By Heather Hansen, Red Lodge Clearing House

When
forestry experts in Montana concluded
last week
that December’s cold snap did little to kill beetle larvae
nestled under lodgepole and ponderosa pine bark, it was harsh news for those
watching the ever-growing bands of reddish-brown beetle-killed forests across
the West. It would take at least a week of minus-30-degree temperatures to
freeze the beetles in their tracks, and seasonal weather projections make that
highly unlikely.

But the
grim update was no surprise to some private land owners who have already taken
the survival of Montana’s trees into their own hands.

Along a
small dirt road on a ridge above the main thoroughfare into the Triple Eight
Ranch, a lumber company has staged its logging operations. A line machine,
which resembles a small crane, is being used to haul felled trees up a steep
slope. Three trees at a time, partially lifted off the ground by taut cables,
appear to float up the hillside. Buzzing nearby is another device that de-limbs
and cuts the logs so they can be hauled away by truck and reused.

This
careful logging operation is key to fire mitigation and ecosystem restoration
on a portion of the 3,600-acre ranch, which lies just northwest of Helena,
Montana. Triple Eight was a favorite place of the renowned fashion designer,
the late Liz Claiborne, and it remains a treasured spot for her husband, Art
Ortenberg, a prominent philanthropist. Its savanna and forests are a haven for
elk, wolves, grizzlies, mountain lions and snakes, as well as any number of
nesting birds.

Ortenberg
brought Gordy Sanders, of Pyramid Mountain Lumber, to the ranch first in 2005 to
talk fuel reduction.

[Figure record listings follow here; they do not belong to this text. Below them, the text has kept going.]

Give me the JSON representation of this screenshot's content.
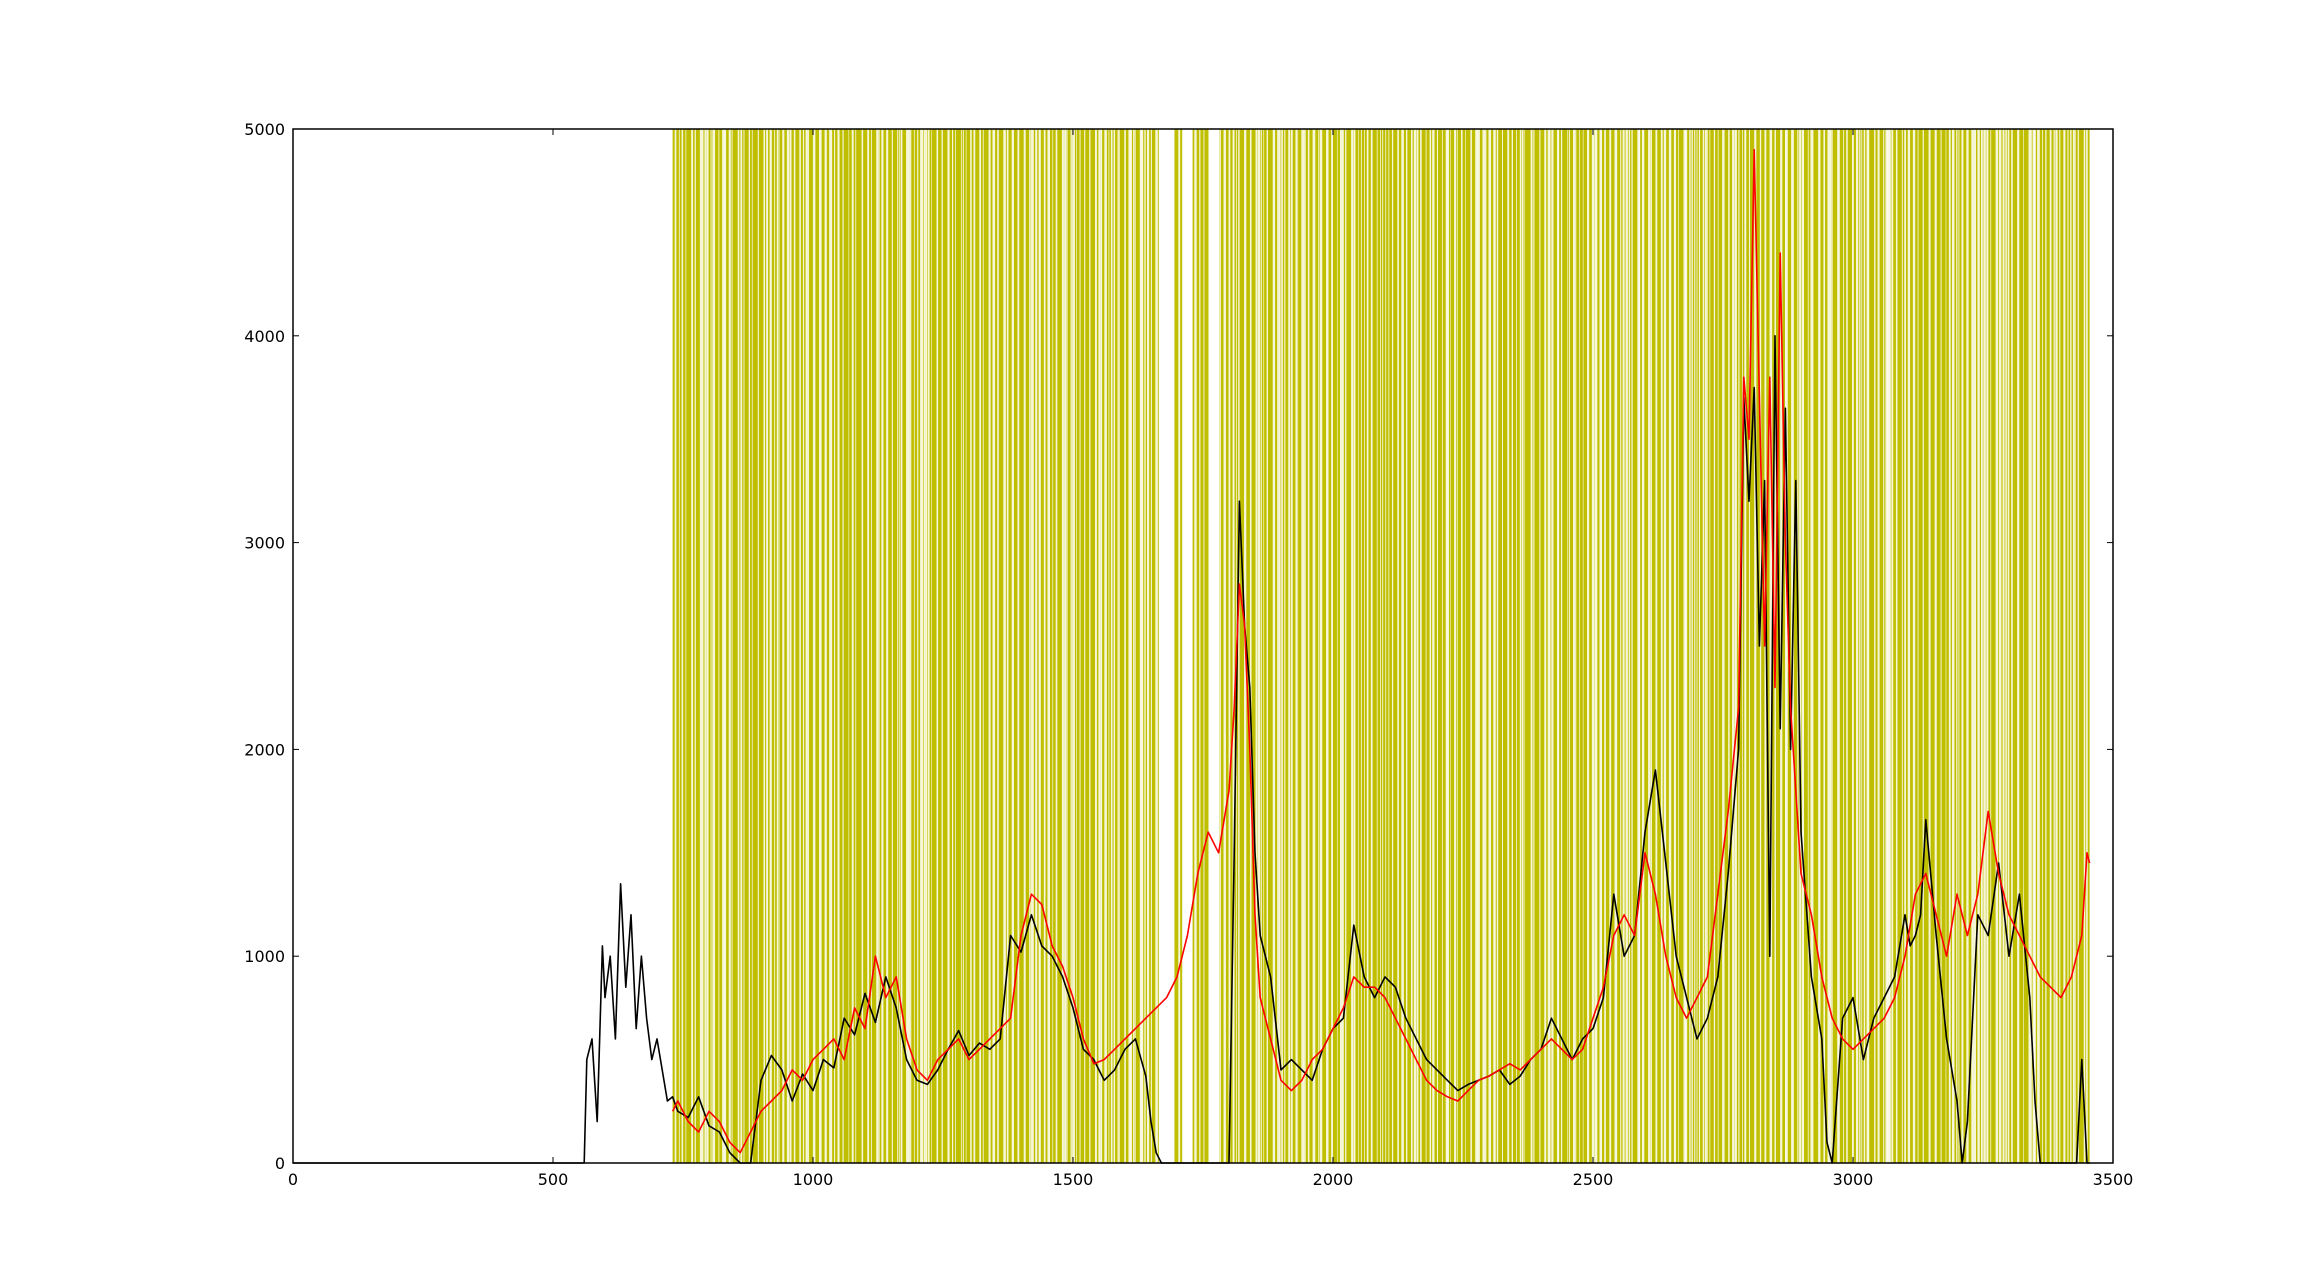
{
  "chart_data": {
    "type": "line",
    "title": "",
    "xlabel": "",
    "ylabel": "",
    "xlim": [
      0,
      3500
    ],
    "ylim": [
      0,
      5000
    ],
    "grid": false,
    "legend": "none",
    "x_ticks": [
      0,
      500,
      1000,
      1500,
      2000,
      2500,
      3000,
      3500
    ],
    "y_ticks": [
      0,
      1000,
      2000,
      3000,
      4000,
      5000
    ],
    "x_tick_labels": [
      "0",
      "500",
      "1000",
      "1500",
      "2000",
      "2500",
      "3000",
      "3500"
    ],
    "y_tick_labels": [
      "0",
      "1000",
      "2000",
      "3000",
      "4000",
      "5000"
    ],
    "shaded_band": {
      "color": "#bfbf00",
      "x_start": 730,
      "x_end": 3455,
      "white_gaps_major": [
        [
          1665,
          1695
        ],
        [
          1710,
          1730
        ],
        [
          1762,
          1782
        ]
      ]
    },
    "series": [
      {
        "color": "#000000",
        "x": [
          0,
          560,
          565,
          575,
          585,
          595,
          600,
          610,
          620,
          630,
          640,
          650,
          660,
          670,
          680,
          690,
          700,
          710,
          720,
          730,
          740,
          760,
          780,
          800,
          820,
          840,
          860,
          880,
          900,
          920,
          940,
          960,
          980,
          1000,
          1020,
          1040,
          1060,
          1080,
          1100,
          1120,
          1140,
          1160,
          1180,
          1200,
          1220,
          1240,
          1260,
          1280,
          1300,
          1320,
          1340,
          1360,
          1380,
          1400,
          1420,
          1440,
          1460,
          1480,
          1500,
          1520,
          1540,
          1560,
          1580,
          1600,
          1620,
          1640,
          1650,
          1660,
          1670,
          1680,
          1800,
          1810,
          1820,
          1830,
          1840,
          1850,
          1860,
          1880,
          1900,
          1920,
          1940,
          1960,
          1980,
          2000,
          2020,
          2040,
          2060,
          2080,
          2100,
          2120,
          2140,
          2160,
          2180,
          2200,
          2220,
          2240,
          2260,
          2280,
          2300,
          2320,
          2340,
          2360,
          2380,
          2400,
          2420,
          2440,
          2460,
          2480,
          2500,
          2520,
          2540,
          2560,
          2580,
          2600,
          2620,
          2640,
          2660,
          2680,
          2700,
          2720,
          2740,
          2760,
          2780,
          2790,
          2800,
          2810,
          2820,
          2830,
          2840,
          2850,
          2860,
          2870,
          2880,
          2890,
          2900,
          2920,
          2940,
          2950,
          2960,
          2980,
          3000,
          3020,
          3040,
          3060,
          3080,
          3100,
          3110,
          3120,
          3130,
          3140,
          3160,
          3180,
          3200,
          3210,
          3220,
          3240,
          3260,
          3280,
          3300,
          3320,
          3340,
          3350,
          3360,
          3380,
          3430,
          3440,
          3450,
          3455
        ],
        "y": [
          0,
          0,
          500,
          600,
          200,
          1050,
          800,
          1000,
          600,
          1350,
          850,
          1200,
          650,
          1000,
          700,
          500,
          600,
          450,
          300,
          320,
          250,
          220,
          320,
          180,
          150,
          50,
          0,
          0,
          400,
          520,
          450,
          300,
          430,
          350,
          500,
          460,
          700,
          620,
          820,
          680,
          900,
          750,
          500,
          400,
          380,
          450,
          550,
          640,
          520,
          580,
          550,
          600,
          1100,
          1020,
          1200,
          1050,
          1000,
          900,
          750,
          550,
          500,
          400,
          450,
          550,
          600,
          420,
          200,
          50,
          0,
          0,
          0,
          1500,
          3200,
          2600,
          2300,
          1500,
          1100,
          900,
          450,
          500,
          450,
          400,
          550,
          650,
          700,
          1150,
          900,
          800,
          900,
          850,
          700,
          600,
          500,
          450,
          400,
          350,
          380,
          400,
          420,
          450,
          380,
          420,
          500,
          550,
          700,
          600,
          500,
          600,
          650,
          800,
          1300,
          1000,
          1100,
          1600,
          1900,
          1450,
          1000,
          800,
          600,
          700,
          900,
          1400,
          2000,
          3700,
          3200,
          3750,
          2500,
          3300,
          1000,
          4000,
          2100,
          3650,
          2000,
          3300,
          1600,
          900,
          600,
          100,
          0,
          700,
          800,
          500,
          700,
          800,
          900,
          1200,
          1050,
          1100,
          1200,
          1660,
          1100,
          600,
          300,
          0,
          200,
          1200,
          1100,
          1450,
          1000,
          1300,
          800,
          300,
          0,
          0,
          0,
          500,
          0,
          0
        ],
        "name": ""
      },
      {
        "color": "#ff0000",
        "x": [
          730,
          740,
          760,
          780,
          800,
          820,
          840,
          860,
          880,
          900,
          920,
          940,
          960,
          980,
          1000,
          1020,
          1040,
          1060,
          1080,
          1100,
          1120,
          1140,
          1160,
          1180,
          1200,
          1220,
          1240,
          1260,
          1280,
          1300,
          1320,
          1340,
          1360,
          1380,
          1400,
          1420,
          1440,
          1460,
          1480,
          1500,
          1520,
          1540,
          1560,
          1580,
          1600,
          1620,
          1640,
          1660,
          1680,
          1700,
          1720,
          1740,
          1760,
          1780,
          1800,
          1810,
          1820,
          1830,
          1840,
          1850,
          1860,
          1880,
          1900,
          1920,
          1940,
          1960,
          1980,
          2000,
          2020,
          2040,
          2060,
          2080,
          2100,
          2120,
          2140,
          2160,
          2180,
          2200,
          2220,
          2240,
          2260,
          2280,
          2300,
          2320,
          2340,
          2360,
          2380,
          2400,
          2420,
          2440,
          2460,
          2480,
          2500,
          2520,
          2540,
          2560,
          2580,
          2600,
          2620,
          2640,
          2660,
          2680,
          2700,
          2720,
          2740,
          2760,
          2780,
          2790,
          2800,
          2810,
          2820,
          2830,
          2840,
          2850,
          2860,
          2870,
          2880,
          2890,
          2900,
          2920,
          2940,
          2960,
          2980,
          3000,
          3020,
          3040,
          3060,
          3080,
          3100,
          3120,
          3140,
          3160,
          3180,
          3200,
          3220,
          3240,
          3260,
          3280,
          3300,
          3320,
          3340,
          3360,
          3380,
          3400,
          3420,
          3440,
          3450,
          3455
        ],
        "y": [
          250,
          300,
          200,
          150,
          250,
          200,
          100,
          50,
          150,
          250,
          300,
          350,
          450,
          400,
          500,
          550,
          600,
          500,
          750,
          650,
          1000,
          800,
          900,
          600,
          450,
          400,
          500,
          550,
          600,
          500,
          550,
          600,
          650,
          700,
          1100,
          1300,
          1250,
          1050,
          950,
          800,
          600,
          480,
          500,
          550,
          600,
          650,
          700,
          750,
          800,
          900,
          1100,
          1400,
          1600,
          1500,
          1800,
          2200,
          2800,
          2600,
          2000,
          1200,
          800,
          600,
          400,
          350,
          400,
          500,
          550,
          650,
          750,
          900,
          850,
          850,
          800,
          700,
          600,
          500,
          400,
          350,
          320,
          300,
          350,
          400,
          420,
          450,
          480,
          450,
          500,
          550,
          600,
          550,
          500,
          550,
          700,
          850,
          1100,
          1200,
          1100,
          1500,
          1300,
          1000,
          800,
          700,
          800,
          900,
          1300,
          1700,
          2200,
          3800,
          3500,
          4900,
          3700,
          2500,
          3800,
          2300,
          4400,
          3000,
          2200,
          1800,
          1400,
          1200,
          900,
          700,
          600,
          550,
          600,
          650,
          700,
          800,
          1000,
          1300,
          1400,
          1200,
          1000,
          1300,
          1100,
          1300,
          1700,
          1400,
          1200,
          1100,
          1000,
          900,
          850,
          800,
          900,
          1100,
          1500,
          1450
        ]
      }
    ]
  }
}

As in many forested areas in the West, years of selective
logging and fire suppression had allowed the tracts of ponderosa pine,
Engelmann spruce and Douglas fir to grow unnaturally dense. They had become
fuel ladders that courted a huge fire.

Even after
significant thinning, there was more restoration to be done. When John Ottman,
a long-time forestry consultant, first walked the ranch in 2009, he could tell
right away the trees were in trouble; the mountain pine beetle had infested
them.

“We could
see the sap coming out of the trees and you know that’s where the beetle is,”
says Ottman. In order to save the remaining un-infested ponderosas , Ottman knew many
of the surrounding trees would have to go. If the thinning had been done with a
prescribed burn, the ranch would have lost many innocent trees. “The beetles
force you to go in and mechanically remove the trees,” says Ottman.

“It’s
truly criminal to lose trees that are 200 and 300 years old to something that
is no bigger than a grain of rice, but we had no choice,” says Ottman. Instead,
they saw the thinning as an opportunity to improve the health of the forest.
“It became a chance to restore this back to a true ponderosa pine site,” says
Ottman.

In all,
the team treated roughly 500 acres in a mosaic pattern. Ottman walked the
grounds, individual marking infected trees, and noting nests and other wildlife
habitat to avoid.

Opening up
the landscape by preserving roughly eight to 15 healthy pines per acre, ranging
from 12 to 30 inches in diameter, will make it harder for the beetles to move
from one tree to another. Those gaps also allow sunlight to penetrate the
canopy making it too warm for the beetle’s liking. “The healthy ponderosa pine
remaining take the forest back to true pre-settlement times, the way it looked
when Lewis and Clark came through,” says Ottman.

The
mitigation and restoration, which was completed in October 2010, was done in
the nick of time, says Ottman. Much longer and the beetles would have finished
the job and all the trees would’ve had to go. “If Art had waited one more year,
we would not have had that restoration opportunity,” he says.

Ottman,
who manages about 175,000 acres of private land in Montana and Idaho, points to
a parcel of public land just a half-mile from the Triple Eight where logging
was put off until no thriving trees remained. Restoration in that case will
mean the costly planting of new trees.

Success at
Triple Eight means on-going monitoring of the remaining trees. Ottman plans to
revisit, to walk the grounds again, check in on his favorite nesting night
hawks and watch for beetles. He believes this forest will thrive thanks to
Ortenberg’s foresight and stewardship. “If everybody cared that much, this
state would truly be a gem,” says Ottman.

Heather Hansen is an environmental journalist working with the Red Lodge
Clearinghouse
/Natural Resources Law Center at CU Boulder, to help
raise awareness of natural resource issues.